Avistei vindo no horizonte a velha senhora. Por fim, ela foi tomando menos distancia de mim, e então se pôs de pé ao meu lado.
- Volte o percurso - Repetiu a senhora, que tinha os dentes muito brancos, com o aspecto de cristais, e sua expressão facial, agora vista de perto, parecia dez anos mais jovem do que a que vi pela primeira vez.
- Mas o que? a senhora está doida? Como posso voltar atrás?
- Da mesma maneira em que pode caminhar pra frente e se perder, pode voltar atrás e concertar o erro. Se reencontrar, para que enfim, possa seguir.
- Que erro, minha senhora?
- Nenhum que eu possa corrigir por você.
- Ah, poupe-me, a senhora é doida. - Respondi, indignado.
- Loucos são os que não enxergam.
- Os cegos?
- Os cegos de alma. Os cegos de percepção.
- Minha senhora, estou perdendo tempo, preciso encontrar o caminho de casa. A senhora pode me ajudar?
- Já disse, volte, confie.
Baixei a cabeça e suspirei, quando retomei o olhar, a senhora havia desaparecido. Por medo, loucura ou sabe-se lá o que, refiz todo o caminho em que havia percorrido… minha respiração estava ofegante e eu já não sentia minhas pernas. Anoiteceu e eu temi pela minha vida, e por todos os momentos que eu havia desperdiçado em tanto tempo… como queria refazer tudo de novo. Estava sozinho, e perdido… em um lugar onde jamais tinha pisado. Sem mais forças, deitei na mata verde oliva e chorei, chorei por todas as vezes que havia desistido e todas os amores que eu havia deixado de plantar. A escuridão se alastrou e eu baixei minha cabeça sobre meus joelhos e me pus a pensar. Repentinamente, percebi que em todas as vezes que me vi perdido em meio a vida, quis desistir. Ergui a cabeça, decidido a continuar o caminho de volta pra todos os erros que eu havia cometido e precisava concertar. Foi então que redescobri a floresta que estava agora, cheia de vida, com flores de um perfume espetacular, o sol raiava outra vez e minhas pernas e pulmões já não doíam mais. Levantei-me rapidamente e olhei em volta, continuei a viagem de volta… quando de repente, reavistei o rio que dessa vez não estava congelado. Pelo contrário, suas águas eram límpidas, recheado de mistérios que eu deseja descobrir, baixei as mãos sobre o rio e bebi a água da vida, sentia cada vez mais vontade de sobreviver a terrível perdição. Ao longe, avistei uma canoa vindo em minha direção, guiada por uma jovem muito bela, de sorriso aberto. A canoa se achegou…

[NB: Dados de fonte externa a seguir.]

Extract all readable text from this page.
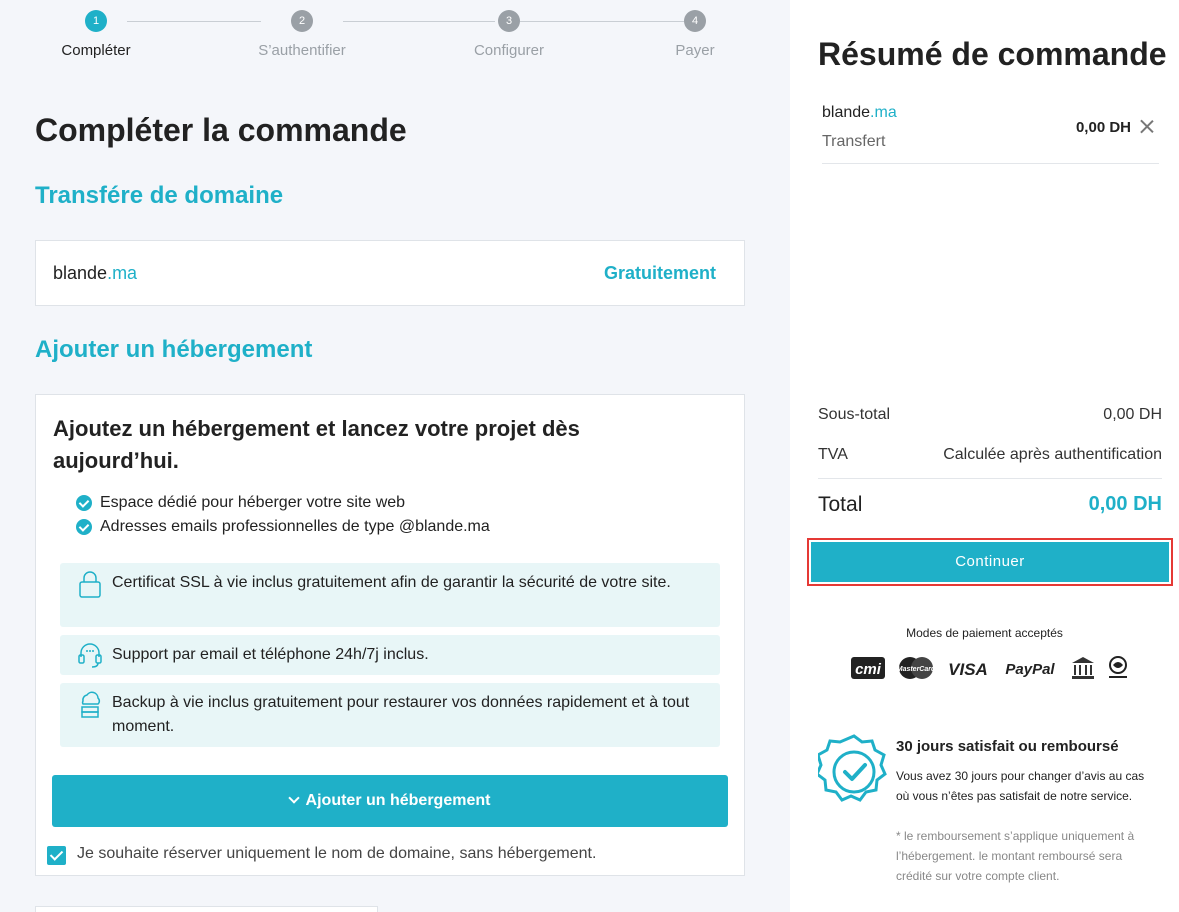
1
Compléter
2
S’authentifier
3
Configurer
4
Payer
Compléter la commande
Transfére de domaine
blande.ma	Gratuitement
Ajouter un hébergement
Ajoutez un hébergement et lancez votre projet dès aujourd’hui.
Espace dédié pour héberger votre site web
Adresses emails professionnelles de type @blande.ma
Certificat SSL à vie inclus gratuitement afin de garantir la sécurité de votre site.
Support par email et téléphone 24h/7j inclus.
Backup à vie inclus gratuitement pour restaurer vos données rapidement et à tout moment.
Ajouter un hébergement
Je souhaite réserver uniquement le nom de domaine, sans hébergement.
Résumé de commande
blande.ma
Transfert
0,00 DH
Sous-total	0,00 DH
TVA	Calculée après authentification
Total	0,00 DH
Continuer
Modes de paiement acceptés
cmi MasterCard VISA PayPal
30 jours satisfait ou remboursé
Vous avez 30 jours pour changer d’avis au cas où vous n’êtes pas satisfait de notre service.
* le remboursement s’applique uniquement à l’hébergement. le montant remboursé sera crédité sur votre compte client.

- Venha - E foi então que de súbito reconheci a voz e a face. Era a senhora que havia me ajudado. Me sentia louco, mas me sentia vivo. Desta vez, a obedeci sem questionar. Sentei-me na canoa e me pus a remar para o outro lado do rio.
- Vejo que conseguiu - Disse a menina ex-senhora. - A confusão da minha mente não sabia distinguir.
- Sem a sua ajuda eu não teria chegado a lugar nenhum, ainda estaria perdido naquela floresta medonha e com aspecto triste.
- Você deve, as vezes, escutar o que diz dentro de você.
- Como assim? me perdoe… mas qual é o seu nome?
- Meu nome é Alma.
- E o que aconteceu Senhorita Alma? A floresta era horrível e foi transformada, este mesmo rio estava congelado e agora estou remando sobre ele, a noite que me apavorou passou mais rápido do que eu imaginava, a senhora me parecia um tipo de mendiga, tinha uma aparência horrível, e depois quando a reencontrei sentado na pedra sua aparência havia melhorado uns dez anos. E desta vez… minha nossa, está formosa como um arco-íris no céu. Me perdoe… mais, estou tão confuso…
- Responderei as suas duvidas para que possa enxergar a transformação que aconteceu aqui. Primeiramente, me sinto muito feliz que tenha notado o arco-íris em mim, antes… teria me visto como um fardo em meio a floresta. — Permaneci ouvindo, atento.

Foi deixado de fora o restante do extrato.